ステップ6 発芽後の管理(徒長防止と水やり、そっとの追肥)
芽が出たら最優先は光です。
日当たりの良い窓辺で毎日たっぷり光を当て、鉢を時々回して均一に当たるようにします。
水やりは土の表面が乾いてから、鉢底から少ししみ出る程度をゆっくり与えます。
いつも湿った状態だと根が弱り、立枯れの原因になります。
本葉が2〜3枚になった頃、土の上にごく少量の緩効性の化成肥料を置くか、
少しだけ有機肥料をすき込むと苗がしっかりしてきます。
与えすぎは軟弱徒長を招くため、控えめに様子を見ながら行うのがコツです。
ステップ7 間引き・鉢上げ・順化
双葉が開いたら、生育のそろわない株は早めに間引き、1穴1本にします。
根が容器いっぱいに回り始めたら、土を崩しすぎないように9センチ程度のポットへ鉢上げします。
植え付け深さは元の位置を保ち、茎を土に埋めすぎないようにします。
畑に出す1〜2週間前から、日中は屋外の明るい半日陰、夜は室内という具合に少しずつ外気に慣らします。

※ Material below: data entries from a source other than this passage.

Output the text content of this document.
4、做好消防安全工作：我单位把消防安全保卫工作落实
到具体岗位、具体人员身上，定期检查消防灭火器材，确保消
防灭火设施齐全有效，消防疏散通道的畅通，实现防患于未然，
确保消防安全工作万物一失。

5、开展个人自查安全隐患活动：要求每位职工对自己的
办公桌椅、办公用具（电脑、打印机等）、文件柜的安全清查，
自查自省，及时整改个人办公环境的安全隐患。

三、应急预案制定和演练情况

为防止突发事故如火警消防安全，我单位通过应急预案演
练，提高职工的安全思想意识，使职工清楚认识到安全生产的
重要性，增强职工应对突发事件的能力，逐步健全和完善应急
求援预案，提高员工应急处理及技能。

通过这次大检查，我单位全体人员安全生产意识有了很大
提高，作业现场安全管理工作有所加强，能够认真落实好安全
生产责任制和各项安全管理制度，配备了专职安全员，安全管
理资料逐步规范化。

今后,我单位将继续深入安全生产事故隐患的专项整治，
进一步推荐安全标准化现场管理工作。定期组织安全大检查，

夜間の最低気温が13℃以上、地温が15℃を安定して超えた頃、草丈15〜20センチで本葉8〜10枚程度のタイミングが定植の目安です。
栽培管理について
ステップ1 水やりのリズムをつかむ
唐辛子は乾燥に強い一方で、育ち盛りの時期には水を欲しがります。
基本は土の表面が乾いたらたっぷり与えることです。
常に湿らせすぎると根が弱りやすくなるので、指で土を触って湿り気を確かめながら水やりのタイミングを決めましょう。
ステップ2 追肥をはじめるタイミング
植え付けから2〜3週間ほど経ち、新しい葉がよく伸び始めたら追肥をスタートします。
茎の周りに軽く溝を掘り、化成肥料やにおいの少ない有機肥料を少量まいて土となじませると、根に負担をかけずに栄養を吸収させられます。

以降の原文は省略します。